Дерганье прекратилось. Наступила такая глубокая тишина, что одно
мгновение Глазунову все это показалось небывшим. Сердце отчаянно билось, он
глупо улыбался, силясь рассмотреть тьму. Сконфуженный шепот и глухой смех
раздались где-то сбоку.
- Он Глазунов! - прыснул дискант. - Люба! Он не Петя! - насмешливо
подхватила другая. - Он, может быть, Ваня! Это Глазунов! - хихикнула третья.
- Извините, господин Глазунов! - Пожалуйста, извините! - Будьте добры! - До
свидания, господин Глазунов! - А ведь сзади точь-в-точь Петя! - А спереди -
ни дать ни взять - Глазунов!
Звонкий хохот сопровождал последнее замечание. В темноте затрещало,
последние шаги девушек стихли, Глазунов стоял, как окаменелый, взволнованный
смешной передрягой и безжалостными щипками. Потом машинально, как будто
возле него еще оставался кто-то, зажег спичку и осмотрелся.
Мрак отступил за ближайшие стволы, нижняя часть ветвей и смятая трава
зеленели в тусклой дрожи случайного освещения - неподвижно, сонно, как лицо
спящего. Белое пятно привлекло внимание Глазунова. Он нагнулся и поднял
маленький измятый платок. Спичка погасла.
- А ведь я маху дал, - сказал Глазунов, прислушиваясь. - Вообще вел
себя нелепо. Надо было полегче. Познакомиться, что ли... Петя - Петей, а я
мог бы пошататься с этим выводком...
Он чувствовал себя усталым и грустным. Уверенность, что барышни были
хорошенькие и молодые, наполнила его глухой неприязнью к "Пете". Глазунов
довольно отчетливо представил его себе: плотный, ясноглазый парень в
чистеньком пиджачке и фуражке с кокардой. У него прямые, светлые волосы,
румяный загар, слегка вздернутый веснушчатый нос и непоколебимая
самоуверенность. Начальник любит его за аккуратность и деловитость, товарищи
за покладистость и веселый характер. Барышни от него в восторге.
- А и черт с ним! - пробормотал Глазунов, - я неудачник, голодный рот,
может быть, сдохну под забором или сопьюсь, но все же я - не идиот Петя, не
это машинное мясо, не этот будущий брюхан - Петя!
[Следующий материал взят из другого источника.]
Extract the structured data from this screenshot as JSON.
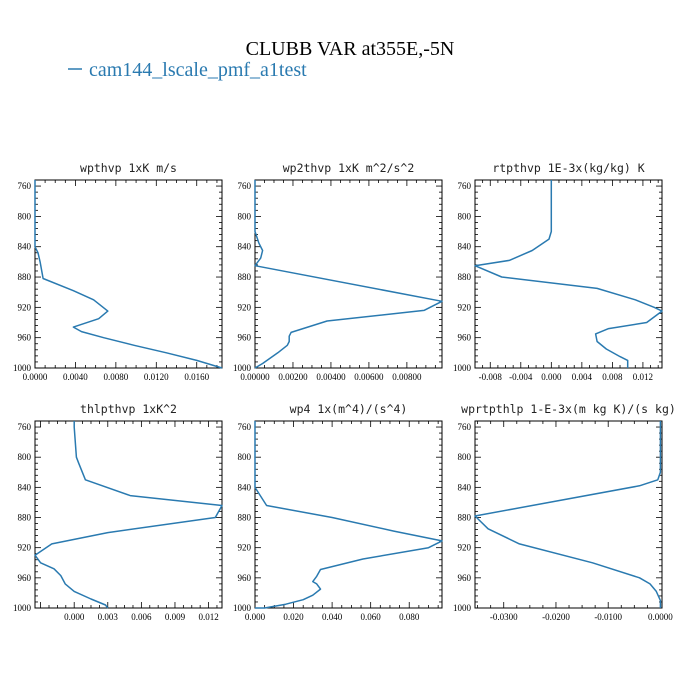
{
  "figure": {
    "title": "CLUBB VAR at355E,-5N",
    "legend_label": "cam144_lscale_pmf_a1test",
    "line_color": "#2a7ab0"
  },
  "chart_data": [
    {
      "type": "line",
      "title": "wpthvp  1xK m/s",
      "xlim": [
        0,
        0.0185
      ],
      "ylim": [
        1000,
        752
      ],
      "xticks": [
        0.0,
        0.004,
        0.008,
        0.012,
        0.016
      ],
      "xtick_labels": [
        "0.0000",
        "0.0040",
        "0.0080",
        "0.0120",
        "0.0160"
      ],
      "yticks": [
        760,
        800,
        840,
        880,
        920,
        960,
        1000
      ],
      "series": [
        {
          "x": [
            0.0,
            0.0,
            0.0,
            0.0,
            0.0003,
            0.0005,
            0.0008,
            0.0038,
            0.0058,
            0.0072,
            0.0063,
            0.0038,
            0.0046,
            0.0068,
            0.0098,
            0.013,
            0.016,
            0.0185
          ],
          "y": [
            752,
            790,
            820,
            840,
            848,
            860,
            882,
            898,
            910,
            925,
            935,
            946,
            952,
            960,
            970,
            980,
            990,
            1000
          ]
        }
      ]
    },
    {
      "type": "line",
      "title": "wp2thvp  1xK m^2/s^2",
      "xlim": [
        0,
        0.00985
      ],
      "ylim": [
        1000,
        752
      ],
      "xticks": [
        0.0,
        0.002,
        0.004,
        0.006,
        0.008
      ],
      "xtick_labels": [
        "0.00000",
        "0.00200",
        "0.00400",
        "0.00600",
        "0.00800"
      ],
      "yticks": [
        760,
        800,
        840,
        880,
        920,
        960,
        1000
      ],
      "series": [
        {
          "x": [
            0.0,
            0.0,
            0.0,
            0.0002,
            0.0004,
            0.0003,
            0.0,
            0.00985,
            0.0089,
            0.0038,
            0.0019,
            0.0018,
            0.0018,
            0.0017,
            0.0012,
            0.0008,
            0.0004,
            0.0
          ],
          "y": [
            752,
            790,
            820,
            835,
            845,
            855,
            865,
            912,
            924,
            938,
            953,
            958,
            965,
            970,
            980,
            987,
            994,
            1000
          ]
        }
      ]
    },
    {
      "type": "line",
      "title": "rtpthvp  1E-3x(kg/kg) K",
      "xlim": [
        -0.01,
        0.0145
      ],
      "ylim": [
        1000,
        752
      ],
      "xticks": [
        -0.008,
        -0.004,
        0.0,
        0.004,
        0.008,
        0.012
      ],
      "xtick_labels": [
        "-0.008",
        "-0.004",
        "0.000",
        "0.004",
        "0.008",
        "0.012"
      ],
      "yticks": [
        760,
        800,
        840,
        880,
        920,
        960,
        1000
      ],
      "series": [
        {
          "x": [
            0.0,
            0.0,
            0.0,
            -0.0003,
            -0.0025,
            -0.0055,
            -0.01,
            -0.0065,
            0.006,
            0.011,
            0.0135,
            0.0145,
            0.0125,
            0.0075,
            0.0058,
            0.006,
            0.0072,
            0.009,
            0.01,
            0.01
          ],
          "y": [
            752,
            790,
            820,
            830,
            845,
            858,
            865,
            880,
            895,
            910,
            920,
            925,
            940,
            948,
            955,
            965,
            975,
            985,
            990,
            1000
          ]
        }
      ]
    },
    {
      "type": "line",
      "title": "thlpthvp  1xK^2",
      "xlim": [
        -0.0035,
        0.0132
      ],
      "ylim": [
        1000,
        752
      ],
      "xticks": [
        0.0,
        0.003,
        0.006,
        0.009,
        0.012
      ],
      "xtick_labels": [
        "0.000",
        "0.003",
        "0.006",
        "0.009",
        "0.012"
      ],
      "yticks": [
        760,
        800,
        840,
        880,
        920,
        960,
        1000
      ],
      "series": [
        {
          "x": [
            0.0,
            0.0,
            0.0002,
            0.0004,
            0.001,
            0.005,
            0.0132,
            0.0126,
            0.003,
            -0.002,
            -0.0035,
            -0.003,
            -0.0018,
            -0.0012,
            -0.0008,
            0.0,
            0.0015,
            0.0028,
            0.003
          ],
          "y": [
            752,
            760,
            800,
            808,
            830,
            851,
            864,
            880,
            900,
            915,
            930,
            940,
            948,
            957,
            968,
            978,
            988,
            996,
            1000
          ]
        }
      ]
    },
    {
      "type": "line",
      "title": "wp4  1x(m^4)/(s^4)",
      "xlim": [
        0,
        0.097
      ],
      "ylim": [
        1000,
        752
      ],
      "xticks": [
        0.0,
        0.02,
        0.04,
        0.06,
        0.08
      ],
      "xtick_labels": [
        "0.000",
        "0.020",
        "0.040",
        "0.060",
        "0.080"
      ],
      "yticks": [
        760,
        800,
        840,
        880,
        920,
        960,
        1000
      ],
      "series": [
        {
          "x": [
            0.0,
            0.0,
            0.0,
            0.0,
            0.006,
            0.04,
            0.072,
            0.097,
            0.09,
            0.056,
            0.034,
            0.032,
            0.03,
            0.032,
            0.034,
            0.03,
            0.025,
            0.016,
            0.005,
            0.0
          ],
          "y": [
            752,
            790,
            820,
            840,
            864,
            880,
            898,
            911,
            920,
            935,
            949,
            958,
            965,
            968,
            975,
            983,
            989,
            995,
            1000,
            1000
          ]
        }
      ]
    },
    {
      "type": "line",
      "title": "wprtpthlp  1-E-3x(m kg K)/(s kg)",
      "xlim": [
        -0.0355,
        0.0003
      ],
      "ylim": [
        1000,
        752
      ],
      "xticks": [
        -0.03,
        -0.02,
        -0.01,
        0.0
      ],
      "xtick_labels": [
        "-0.0300",
        "-0.0200",
        "-0.0100",
        "0.0000"
      ],
      "yticks": [
        760,
        800,
        840,
        880,
        920,
        960,
        1000
      ],
      "series": [
        {
          "x": [
            0.0,
            0.0,
            0.0,
            -0.0005,
            -0.004,
            -0.0355,
            -0.033,
            -0.027,
            -0.013,
            -0.004,
            -0.002,
            -0.0008,
            0.0,
            0.0
          ],
          "y": [
            752,
            790,
            820,
            830,
            838,
            878,
            895,
            915,
            940,
            960,
            968,
            978,
            990,
            1000
          ]
        }
      ]
    }
  ]
}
В глубокой задумчивости, сжимая чужой платок, Глазунов стоял в темноте,
и ему до слез было жаль себя, унылого человека, без куска хлеба, без
завтрашнего дня и приюта. Образ Пети преследовал его. Петя - начальник
станции, Петя - инженер, Петя - капитан, Петя - купец. Неисчислимое
количество Петей сидело на всех крошечных престолах земли, а Глазуновы
скрывались в темноте и злобствовали. И хотя Глазуновы были умнее, тоньше и
возвышеннее, чем Пети, последние успевали везде. У них были деньги, почет и
женщины. Жизнь бросалась на Глазуновых, тормошила их, кричала им в уши, а
они стояли беспомощные, растерянные, без капли уверенности и силы. Неуклюже
отмахиваясь, они твердили: "Я не Петя, честное слово! Я Глазунов!" И тусклая
вереница дней взвилась перед Глазуновым, бесчисленное количество раз отражая
его нужду, болезненность и тоску. Он слабо усмехнулся, вспомнив репетицию
лесного ночлега: здесь, как и всегда, он шел по линии наименьшего
сопротивления. Кислое отвращение поднялось в нем: с ненавистью к музыке, к
"Пете", к носовому платку, с болезненно-сладкой жаждой чужого, хотя бы
позднего сожаления, Глазунов, еще не веря себе, нащупал ближайший сук, снял
пояс и привязал его, путаясь в темноте пальцами, вплотную к коре.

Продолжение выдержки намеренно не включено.